OUR VIEW: What now, Mississippi?
Change will not happen overnight for Mississippi, as much as we might wish differently.
By the time our readers see this, the Magnolia State will have elected its new leadership, as will the residents of Lafayette County. National media identified the gubernatorial race as one of the most “hotly contested” in the state’s history; in the nation, even.
Some Mississippians have acted like the world will end if their party’s candidate wasn’t elected. Others strutted around with a sense of cautious arrogance. Now, waking up on a Wednesday morning with election results everywhere you see, take a look around.
The sky isn’t falling. The state’s problems aren’t solved. And there’s still heaps of work to be done.
At the end of the day, it’s up to the constituents to hold the men and women elected to represent them accountable for the promises they made.

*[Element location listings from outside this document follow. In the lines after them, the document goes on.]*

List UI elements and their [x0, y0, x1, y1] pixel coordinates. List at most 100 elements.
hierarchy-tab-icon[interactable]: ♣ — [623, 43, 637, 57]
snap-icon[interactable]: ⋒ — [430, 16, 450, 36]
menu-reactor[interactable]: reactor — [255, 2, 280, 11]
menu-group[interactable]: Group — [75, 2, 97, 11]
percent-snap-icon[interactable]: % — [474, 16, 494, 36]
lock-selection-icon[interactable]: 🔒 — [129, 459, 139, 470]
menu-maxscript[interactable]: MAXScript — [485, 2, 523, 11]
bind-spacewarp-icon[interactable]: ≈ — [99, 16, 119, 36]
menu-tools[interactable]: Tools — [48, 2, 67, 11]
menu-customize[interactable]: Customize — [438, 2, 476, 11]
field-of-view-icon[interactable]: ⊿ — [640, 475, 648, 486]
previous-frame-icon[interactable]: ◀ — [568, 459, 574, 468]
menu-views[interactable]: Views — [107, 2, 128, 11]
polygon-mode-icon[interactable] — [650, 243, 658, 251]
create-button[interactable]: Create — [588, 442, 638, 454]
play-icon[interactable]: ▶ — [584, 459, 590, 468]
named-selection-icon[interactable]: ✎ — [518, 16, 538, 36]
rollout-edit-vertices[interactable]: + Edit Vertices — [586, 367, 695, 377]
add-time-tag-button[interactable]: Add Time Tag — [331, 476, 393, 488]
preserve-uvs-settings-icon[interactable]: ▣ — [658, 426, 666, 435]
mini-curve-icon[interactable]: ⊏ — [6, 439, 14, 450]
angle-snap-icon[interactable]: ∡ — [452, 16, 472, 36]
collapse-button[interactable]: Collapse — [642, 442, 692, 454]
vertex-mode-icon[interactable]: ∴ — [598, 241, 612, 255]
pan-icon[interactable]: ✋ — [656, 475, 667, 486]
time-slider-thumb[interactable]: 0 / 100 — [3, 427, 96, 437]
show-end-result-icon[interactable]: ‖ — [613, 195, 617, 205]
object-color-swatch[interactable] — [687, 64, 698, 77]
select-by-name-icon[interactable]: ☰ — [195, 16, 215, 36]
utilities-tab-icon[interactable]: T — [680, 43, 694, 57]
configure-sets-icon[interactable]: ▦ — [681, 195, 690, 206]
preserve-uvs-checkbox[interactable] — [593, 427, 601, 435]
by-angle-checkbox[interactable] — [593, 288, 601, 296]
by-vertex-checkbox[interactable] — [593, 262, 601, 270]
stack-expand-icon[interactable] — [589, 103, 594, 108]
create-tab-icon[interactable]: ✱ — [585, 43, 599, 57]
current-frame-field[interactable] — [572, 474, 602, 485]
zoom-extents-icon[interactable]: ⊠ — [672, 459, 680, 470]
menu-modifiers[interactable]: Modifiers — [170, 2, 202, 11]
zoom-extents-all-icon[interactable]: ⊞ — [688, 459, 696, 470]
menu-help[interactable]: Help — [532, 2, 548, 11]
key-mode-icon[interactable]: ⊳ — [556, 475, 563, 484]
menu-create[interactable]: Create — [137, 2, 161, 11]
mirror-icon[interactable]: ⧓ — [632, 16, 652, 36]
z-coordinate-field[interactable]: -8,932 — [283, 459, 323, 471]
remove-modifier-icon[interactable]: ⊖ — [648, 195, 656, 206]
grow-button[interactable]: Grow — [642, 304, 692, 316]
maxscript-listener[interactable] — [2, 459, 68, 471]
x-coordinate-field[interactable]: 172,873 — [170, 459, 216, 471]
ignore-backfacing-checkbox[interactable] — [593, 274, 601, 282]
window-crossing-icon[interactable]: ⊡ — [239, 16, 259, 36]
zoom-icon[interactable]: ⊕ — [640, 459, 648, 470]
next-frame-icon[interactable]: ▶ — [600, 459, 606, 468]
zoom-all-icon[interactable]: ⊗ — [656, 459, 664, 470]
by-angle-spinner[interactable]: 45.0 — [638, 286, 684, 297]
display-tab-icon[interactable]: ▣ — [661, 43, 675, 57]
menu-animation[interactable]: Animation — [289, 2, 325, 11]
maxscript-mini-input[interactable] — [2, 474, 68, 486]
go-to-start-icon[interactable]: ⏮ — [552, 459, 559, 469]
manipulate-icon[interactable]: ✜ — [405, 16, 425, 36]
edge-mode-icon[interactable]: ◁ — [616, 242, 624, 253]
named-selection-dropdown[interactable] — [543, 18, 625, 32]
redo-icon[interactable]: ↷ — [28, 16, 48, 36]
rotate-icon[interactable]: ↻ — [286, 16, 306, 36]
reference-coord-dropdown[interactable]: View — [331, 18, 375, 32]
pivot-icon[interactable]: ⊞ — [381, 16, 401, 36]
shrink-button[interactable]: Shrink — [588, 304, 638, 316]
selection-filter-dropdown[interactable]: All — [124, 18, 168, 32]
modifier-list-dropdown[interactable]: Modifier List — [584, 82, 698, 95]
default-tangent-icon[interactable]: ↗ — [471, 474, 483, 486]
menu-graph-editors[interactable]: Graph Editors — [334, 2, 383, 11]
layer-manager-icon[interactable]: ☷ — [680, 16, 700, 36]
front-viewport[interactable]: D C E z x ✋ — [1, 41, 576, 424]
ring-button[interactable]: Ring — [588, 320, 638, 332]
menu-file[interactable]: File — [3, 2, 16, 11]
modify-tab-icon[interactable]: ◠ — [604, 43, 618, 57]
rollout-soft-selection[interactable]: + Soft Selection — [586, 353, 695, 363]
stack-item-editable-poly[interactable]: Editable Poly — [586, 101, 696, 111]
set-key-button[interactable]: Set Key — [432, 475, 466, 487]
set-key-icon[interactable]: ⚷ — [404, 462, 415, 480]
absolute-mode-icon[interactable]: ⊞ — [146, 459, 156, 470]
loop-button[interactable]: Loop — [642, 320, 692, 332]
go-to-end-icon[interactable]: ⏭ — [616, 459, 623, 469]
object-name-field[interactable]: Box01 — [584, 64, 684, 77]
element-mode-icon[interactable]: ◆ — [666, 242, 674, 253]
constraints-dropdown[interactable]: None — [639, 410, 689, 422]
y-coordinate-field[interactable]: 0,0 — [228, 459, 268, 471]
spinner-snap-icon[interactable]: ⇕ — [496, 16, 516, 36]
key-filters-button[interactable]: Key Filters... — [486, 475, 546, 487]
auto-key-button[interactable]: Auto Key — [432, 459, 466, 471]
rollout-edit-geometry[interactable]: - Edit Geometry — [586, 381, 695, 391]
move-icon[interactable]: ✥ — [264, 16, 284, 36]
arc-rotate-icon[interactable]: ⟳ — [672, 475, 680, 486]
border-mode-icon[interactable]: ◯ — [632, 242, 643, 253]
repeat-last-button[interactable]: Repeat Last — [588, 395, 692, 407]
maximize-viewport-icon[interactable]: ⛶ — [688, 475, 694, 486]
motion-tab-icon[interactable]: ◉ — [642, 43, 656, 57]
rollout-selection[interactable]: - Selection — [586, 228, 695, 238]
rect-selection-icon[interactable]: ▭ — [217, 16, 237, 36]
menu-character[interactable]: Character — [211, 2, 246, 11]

Our education system is still years behind other states. Our teachers are flat broke come payday. Our state’s roads and bridges are held together with industrial-strength bubblegum and toothpicks. The autonomous power of the IHL is still highly questionable. Highway 7 still hasn’t been widened. Crime is increasing rapidly. Children are still going to bed hungry, inadequately clothed as winter approaches. The much-hated millennials, the future of the nation whether we like it or not, are fleeing the state to earn a livable wage.
Every single candidate for every single office made a promise to address at least one of those issues. Hold them to it. Write letters, attend town halls, call their offices, send emails.
Mississippi has been stagnant for far too long in so many ways. End that cycle by staying informed, remaining just as active as you were before the election and remembering that, regardless of party affiliation, we’re all part of Mississippi and its future is in our hands.